Nobody was trying to “out hawk” the market and speculate that the SARB would deliver a 50bps move and so this was nowhere near priced into the Rand.  But 50bps it was, and if you look at a 1 day chart of ZAR/USD the impact is obvious as we shot from R18.03 to R17.77 in an instant, and taking the Rand to its best level in 7 weeks.  The immediate question analysts are asking is does this mean that the SARB signed off with a bang and are now done hiking, or could we see local interest rates move even higher despite now sitting at a level last seen in 2009? 

The US currency has come under renewed pressure, falling 2% in March, as turmoil in the banking industry led investors to scale back the likely peak in US interest rates. That takes the decline in the DXY dollar index to over 10% since the currency hit a 20-year peak in September. We believe the main pillars of US dollar strength last year aggressive tightening by the Federal Reserve and a resilient US economy are unlikely to support the currency going forward. The Fed is coming closer to the end of its tightening cycle, and markets are seeing scope for rate cuts later this year. 

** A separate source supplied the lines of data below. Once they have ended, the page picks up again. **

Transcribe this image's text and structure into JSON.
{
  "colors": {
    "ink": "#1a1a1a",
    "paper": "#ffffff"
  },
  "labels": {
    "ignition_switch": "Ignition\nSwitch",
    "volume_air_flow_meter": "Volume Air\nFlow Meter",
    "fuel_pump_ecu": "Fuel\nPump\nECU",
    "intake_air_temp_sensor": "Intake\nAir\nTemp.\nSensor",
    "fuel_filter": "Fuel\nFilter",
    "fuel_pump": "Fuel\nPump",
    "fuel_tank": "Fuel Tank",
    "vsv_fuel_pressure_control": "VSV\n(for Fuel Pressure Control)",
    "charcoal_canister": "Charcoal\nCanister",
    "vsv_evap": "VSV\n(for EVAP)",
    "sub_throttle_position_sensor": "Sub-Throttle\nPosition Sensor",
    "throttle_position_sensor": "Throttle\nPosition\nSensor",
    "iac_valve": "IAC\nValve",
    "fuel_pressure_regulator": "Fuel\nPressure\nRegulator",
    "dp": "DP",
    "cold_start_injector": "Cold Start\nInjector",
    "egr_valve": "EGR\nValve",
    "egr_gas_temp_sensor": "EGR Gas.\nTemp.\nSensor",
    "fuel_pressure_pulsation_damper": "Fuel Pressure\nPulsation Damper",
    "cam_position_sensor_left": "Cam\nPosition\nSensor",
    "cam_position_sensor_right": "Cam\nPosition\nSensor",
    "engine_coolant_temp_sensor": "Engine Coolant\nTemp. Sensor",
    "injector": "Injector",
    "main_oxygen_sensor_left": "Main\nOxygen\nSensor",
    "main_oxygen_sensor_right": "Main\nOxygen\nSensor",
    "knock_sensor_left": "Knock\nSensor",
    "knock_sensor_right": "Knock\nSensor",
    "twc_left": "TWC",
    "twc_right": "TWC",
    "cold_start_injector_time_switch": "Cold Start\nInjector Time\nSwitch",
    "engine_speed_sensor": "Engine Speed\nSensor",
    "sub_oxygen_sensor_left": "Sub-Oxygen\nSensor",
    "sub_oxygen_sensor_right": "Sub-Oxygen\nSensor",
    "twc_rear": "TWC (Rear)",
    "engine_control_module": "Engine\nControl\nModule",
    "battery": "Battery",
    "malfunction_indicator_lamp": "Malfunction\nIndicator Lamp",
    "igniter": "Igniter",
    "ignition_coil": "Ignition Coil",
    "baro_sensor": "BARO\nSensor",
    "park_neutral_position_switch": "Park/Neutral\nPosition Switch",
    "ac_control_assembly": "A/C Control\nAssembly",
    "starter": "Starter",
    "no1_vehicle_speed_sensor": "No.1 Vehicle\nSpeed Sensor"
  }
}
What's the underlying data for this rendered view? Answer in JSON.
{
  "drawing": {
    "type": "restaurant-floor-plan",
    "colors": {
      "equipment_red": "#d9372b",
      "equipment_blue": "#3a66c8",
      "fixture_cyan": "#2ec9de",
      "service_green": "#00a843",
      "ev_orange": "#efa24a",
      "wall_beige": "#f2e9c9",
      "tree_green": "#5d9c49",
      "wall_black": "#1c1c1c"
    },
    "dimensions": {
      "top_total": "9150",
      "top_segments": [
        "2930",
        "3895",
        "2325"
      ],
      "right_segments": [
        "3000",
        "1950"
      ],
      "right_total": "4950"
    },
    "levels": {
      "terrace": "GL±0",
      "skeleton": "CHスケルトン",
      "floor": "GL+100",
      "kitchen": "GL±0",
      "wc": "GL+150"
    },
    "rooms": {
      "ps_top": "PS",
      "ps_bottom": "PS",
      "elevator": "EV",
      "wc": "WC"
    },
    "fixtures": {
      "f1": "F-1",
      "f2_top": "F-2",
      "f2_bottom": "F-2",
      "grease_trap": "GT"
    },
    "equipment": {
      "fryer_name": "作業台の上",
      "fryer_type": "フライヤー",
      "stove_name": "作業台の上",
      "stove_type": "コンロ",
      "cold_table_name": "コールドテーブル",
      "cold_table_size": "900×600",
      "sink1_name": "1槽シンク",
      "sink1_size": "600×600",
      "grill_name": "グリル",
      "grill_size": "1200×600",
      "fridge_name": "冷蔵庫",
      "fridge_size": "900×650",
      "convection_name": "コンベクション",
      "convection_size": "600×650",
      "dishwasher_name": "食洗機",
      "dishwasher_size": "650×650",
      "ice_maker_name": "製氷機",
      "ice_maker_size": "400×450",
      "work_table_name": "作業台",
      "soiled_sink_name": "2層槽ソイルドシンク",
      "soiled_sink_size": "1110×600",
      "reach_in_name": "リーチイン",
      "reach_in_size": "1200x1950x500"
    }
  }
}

German headline inflation dropped in March to the lowest level since last summer. However, there are still no signs of any broader disinflationary trend outside energy and commodity prices. Has the disinflationary process started? We don’t think so. German March headline inflation came in at 7.4% Year-on-Year, from 8.7% YoY in February. The HICP measure came in at 7.8% YoY, from 9.3% in February. The sharp drop in headline inflation is mainly the result of negative base effects from energy prices, which surged in March last year when the war in Ukraine started.

The boss of an allegedly fake City of London foreign-exchange investment firm defrauded investors of £50 million ($61.7 million) after deceiving them with authentic-looking luxury offices and elite sponsorship deals at Chelsea Football Club, a court was told. Anthony Constantinou, who ran Capital World Markets Ltd. and allegedly controlled the clients’ money, is on trial accused of seven offenses between 2013 and 2015 including fraudulent trading.

Russia detained US journalist Evan Gershkovich for alleged espionage, triggering a new confrontation between Moscow and Washington. The 31-year-old Wall Street Journal reporter was arrested in the Urals by Federal Security Service agents and brought to Moscow where a district court ordered him to be held at the Lefortovo pre-trial detention center until at least May 29 during a hearing on Thursday. The case was classified as “top secret.” The newspaper denied the allegations and asked for the immediate release of “our trusted and dedicated reporter.” Gershkovich also denied the allegations.

The Competition Tribunal in SA has ruled that it has the jurisdiction to hear the long-standing case against foreign and local banks that allegedly colluded to manipulate the rand-dollar exchange rate, and has included nine more banks to the matter.

It said in a statement on Thursday that it granted Competition Commission’s applications to join the nine banks to the case that dates back nearly eight years. They include HSBC Bank USA, Merrill Lynch, Pierce Fenner and Smith, National Association, Bank of America, Credit Suisse Securities (US), Nedbank, FirstRand, as well as Standard Americas.

Nineteen other banks are already included in the case including Absa, Standard Bank, Barclays and Investec.

Several banks had objected to the tribunal hearing the matter on the grounds of lack of jurisdiction, among other issues.

Former president Donald Trump indicted by Manhattan Grand Jury. Trump is insistent that the move is politically motivated.